Abstract
On August 1, 2024, the FDA granted accelerated approval to afamitresgene autoleucel, a melanoma-associated antigen-A4 (MAGE-A4)-directed genetically modified autologous T-cell immunotherapy, for the treatment of adults with unresectable or metastatic synovial sarcoma (SS) who have received prior chemotherapy, are HLA-A*02:01P, -A*02:02P, -A*02:03P, or -A*02:06P positive, and whose tumors express MAGE-A4 as determined by FDA-approved or cleared companion diagnostic devices. Approval was based on results from the phase 2, single-arm, open-label, multicenter Study ADP-0044–002. Patients received a single dose of afamitresgene autoleucel following lymphodepleting chemotherapy. Of the 44 efficacy evaluable patients, the overall response rate was 43.2% (95% CI: 28.4, 59.0), with complete response in two patients (4.5%). The median duration of response was 6.0 months (95% CI: 4.6, not reached [NR]) with a median follow-up of 21.9 months.
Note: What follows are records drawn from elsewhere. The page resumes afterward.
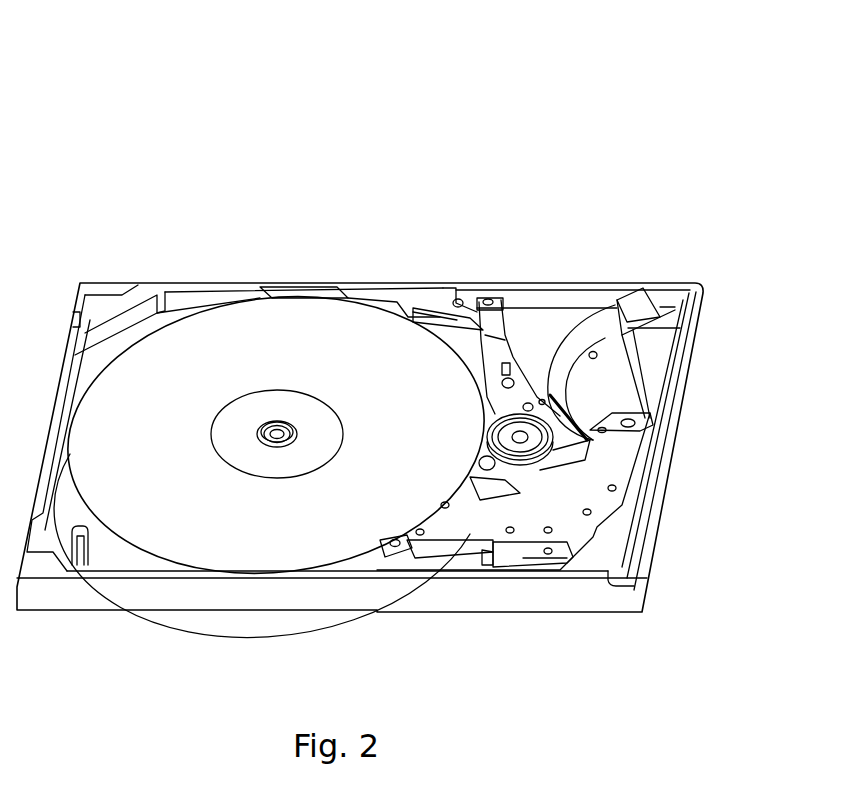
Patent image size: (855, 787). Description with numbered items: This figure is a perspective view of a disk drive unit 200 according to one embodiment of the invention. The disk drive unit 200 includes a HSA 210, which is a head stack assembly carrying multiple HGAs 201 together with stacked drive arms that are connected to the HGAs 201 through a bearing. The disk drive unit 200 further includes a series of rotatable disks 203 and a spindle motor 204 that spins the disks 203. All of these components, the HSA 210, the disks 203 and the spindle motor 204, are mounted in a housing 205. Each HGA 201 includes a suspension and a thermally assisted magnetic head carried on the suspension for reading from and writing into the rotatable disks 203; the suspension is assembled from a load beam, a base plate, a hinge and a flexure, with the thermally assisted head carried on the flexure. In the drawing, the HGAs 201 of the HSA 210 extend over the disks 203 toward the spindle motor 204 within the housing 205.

The disk drive unit 200 is at (71, 37).
The HGA 201 is at (506, 321).
The rotatable disks 203 is at (198, 349).
The spindle motor 204 is at (296, 418).
The housing 205 is at (443, 600).
The HSA 210 is at (562, 408).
Among the 44 patients, cytokine release syndrome occurred in 75% (Grade ≥3, 2%) warranting a Boxed Warning. Grade ≥3 infections occurred in 14% of patients and prolonged severe cytopenias also occurred. One patient developed Grade 1 immune effector cell-associated neurotoxicity and one patient developed Epstein-Barr virus-positive lymphoproliferative disease. Notably, during review of this application, FDA identified issues with data quality and study conduct that prompted an independent re-review of imaging assessments. The results of the re-review were the basis for FDA’s determination of substantial evidence of effectiveness. This represents the first FDA approval of a T-cell receptor gene therapy. It is also the first FDA approval specifically for SS, representing a new treatment modality for this rare population who lack effective therapies.
Introduction
On August 1, 2024, the FDA granted accelerated approval to afamitresgene autoleucel (Tecelra) for the treatment of adults with unresectable or metastatic synovial sarcoma (SS) who have received prior chemotherapy, are HLA-A*02:01P, -A*02:02P, -A*02:03P, or -A*02:06P positive, and whose tumors express the melanoma-associated antigen A4 (MAGE-A4) antigen as determined by FDA-approved or cleared companion diagnostic devices. Companion diagnostics were contemporaneously cleared for human leukocyte antigen (HLA) and approved for MAGE-A4 (1,2).
Synovial sarcoma is a rare soft-tissue sarcoma (STS) affecting 800 to 1,000 people in the U.S. annually. It primarily occurs in adolescents and young adults. Approximately 50% of patients with SS develop recurrent or metastatic disease following standard-of-care treatment (3). Advanced unresectable and metastatic SS has a poor prognosis, with a reported median overall survival (OS) of approximately 16 to 24 months (3,4). While standard first-line treatment of advanced unresectable or metastatic SS includes combination anthracycline-based chemotherapy regimens, there is no consensus on optimal second-line therapy. The kinase inhibitor pazopanib is approved in the U.S. for patients with STS who received prior chemotherapy (5). Before this approval, there were no U.S. Food and Drug Administration (FDA)-approved therapies specifically for SS in any treatment setting.
Afamitresgene autoleucel is a genetically modified autologous T-cell immunotherapy consisting of cluster of differentiation (CD)4- and CD8-positive T cells transduced with a self-inactivating lentiviral vector. The transduced, autologous T cells express an enhanced-affinity T-cell receptor (TCR) specific for HLA-A*02-restricted MAGE-A4 peptides. MAGE-A4 is a cancer-testis antigen with restricted expression in normal tissues that is overexpressed in the majority of SS (6).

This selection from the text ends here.